Joe has a mustache and van, but that’s a terrible way to describe him. Joe has a mustache and van but is not the type of guy you’d associate with both. Scratch that—he’s exactly the type of guy who should have a mustache and a van: both noble institutions that could use redemption in the eyes of the general public. Joe has the type of mustache that would make him an eligible bachelor in Victorian England and the type of van that certainly must make him an eligible bachelor for the type of chicas who prefer life on the road to the white picket fence and half a dog.
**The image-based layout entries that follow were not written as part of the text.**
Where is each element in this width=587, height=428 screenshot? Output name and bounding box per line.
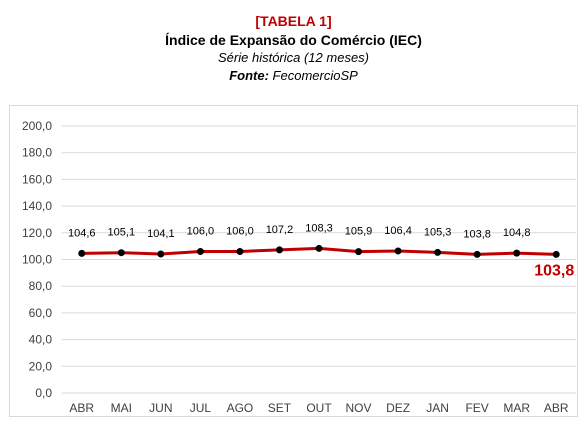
y-tick-label: 140,0 [22,199,52,213]
y-tick-label: 80,0 [29,279,53,293]
source-label: Fonte: [229,68,269,83]
x-tick-label: JUN [149,401,172,415]
data-label: 103,8 [463,228,491,240]
data-label: 108,3 [305,222,333,234]
data-point [157,250,165,258]
y-tick-label: 40,0 [29,333,53,347]
y-tick-label: 100,0 [22,253,52,267]
x-tick-label: MAR [503,401,530,415]
x-tick-label: FEV [465,401,488,415]
x-tick-label: SET [268,401,292,415]
x-tick-label: JAN [426,401,449,415]
data-label-highlight: 103,8 [534,262,574,279]
chart-title: Índice de Expansão do Comércio (IEC) [165,32,422,48]
x-tick-label: ABR [69,401,94,415]
data-label: 105,1 [108,227,136,239]
chart-subtitle: Série histórica (12 meses) [218,50,369,65]
data-point [434,248,442,256]
x-tick-label: MAI [111,401,132,415]
data-point [78,249,86,257]
y-tick-label: 60,0 [29,306,53,320]
data-point [117,249,125,257]
x-tick-label: ABR [544,401,569,415]
data-label: 106,4 [384,225,412,237]
data-label: 104,1 [147,228,175,240]
data-point [275,246,283,254]
x-tick-label: DEZ [386,401,410,415]
x-tick-label: JUL [190,401,212,415]
data-label: 104,8 [503,227,531,239]
x-tick-label: AGO [227,401,254,415]
chart-source: Fonte: FecomercioSP [0,68,587,83]
source-value: FecomercioSP [272,68,358,83]
data-point [394,247,402,255]
y-tick-label: 20,0 [29,359,53,373]
data-point [315,244,323,252]
data-label: 106,0 [187,225,215,237]
data-label: 107,2 [266,224,294,236]
data-point [355,248,363,256]
data-point [236,247,244,255]
data-point [196,247,204,255]
y-tick-label: 0,0 [35,386,52,400]
data-point [513,249,521,257]
y-tick-label: 160,0 [22,172,52,186]
y-tick-label: 180,0 [22,146,52,160]
data-label: 105,9 [345,226,373,238]
data-label: 104,6 [68,227,96,239]
x-tick-label: OUT [306,401,332,415]
data-point [473,250,481,258]
y-tick-label: 120,0 [22,226,52,240]
chart-area [9,105,578,417]
data-label: 105,3 [424,226,452,238]
y-tick-label: 200,0 [22,119,52,133]
table-tag: [TABELA 1] [255,13,332,29]
data-point [552,250,560,258]
x-tick-label: NOV [346,401,372,415]
data-label: 106,0 [226,225,254,237]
He also has a self-effacing humility and slight Texas undertone—disguising his ability to send V10s while I’m “warming up” on 0s and nursing split tips.
Anthony speaks mostly in short sentences and mumbles but jumped the Prius with a golf cart that could probably beat my little red Japanese import in a race three times out of five. He wears a lot of camouflage and probably has a real tree or mossy oak preference, but it didn’t occur to me to inquire about it until right about now. He did contain some wisdom about local breweries, though he’s more into bands than craft beer. He’s not at all into craft beer actually. And I can say with certainty that Anthony is not a vegetarian.
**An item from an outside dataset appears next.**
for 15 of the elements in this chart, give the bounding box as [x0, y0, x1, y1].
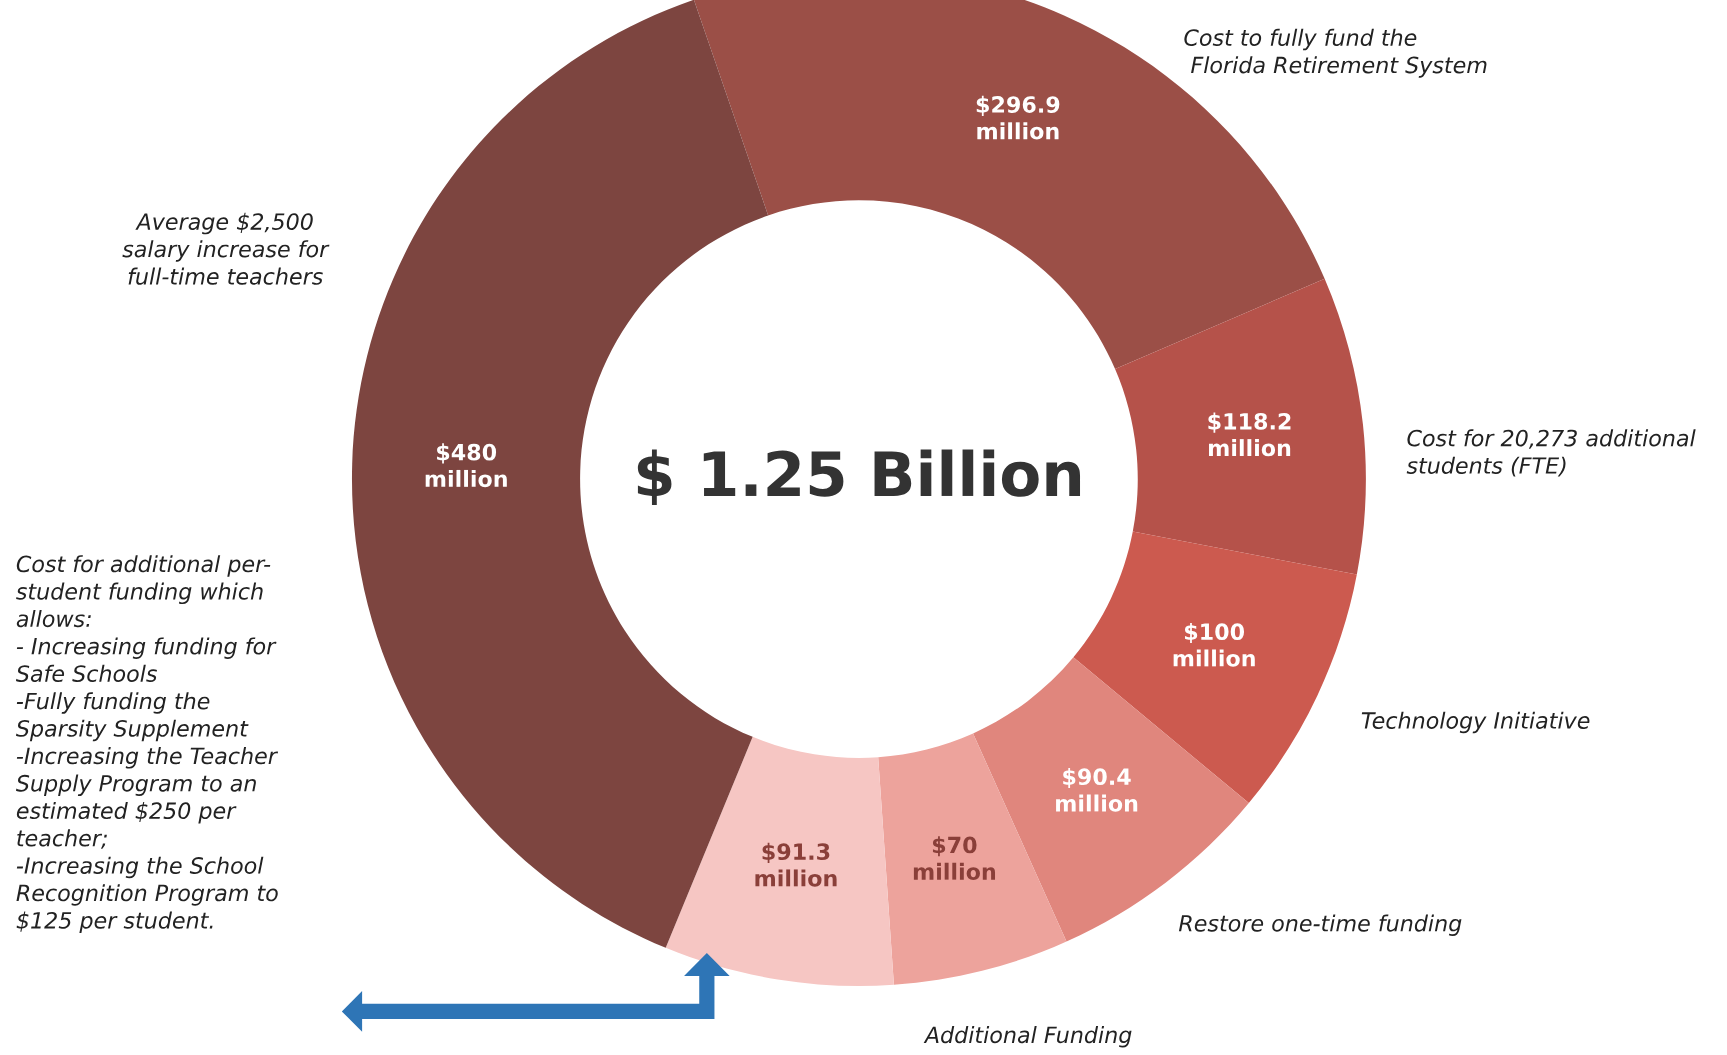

Jon and Ruth’s home is imbued with a little bit of magic. It may be the location (a street named Blueberry Hill, right outside Nashville) or the nostalgia of a near perfect wedding overflowing into the makings of a damn near perfect home. Or perhaps it’s the intentional aesthetics—dialed into the importance of physicality and discarding trends as dirty words, instead pursuing design with value honor and integrity. But I think it comes down to the warmly welcoming combination of natural hospitality and laughter—from gut busting to giggling and all the variations in between. Few things can make a home more inviting than the near presence of joy: not in excessive giddy quantities, but in a fluctuating constant, near the surface and ready to be summoned at will. A good dog like Hank—with his aggressive cuddling and wiry kisses—certainly doesn’t hurt.
Matt Medendorp (’14) graduated with a writing degree held together by duct tape and a few trips abroad. Currently he lives in Grand Rapids, works for Chaco, and claims to be producing a book of writing and photography from his time in Alaska.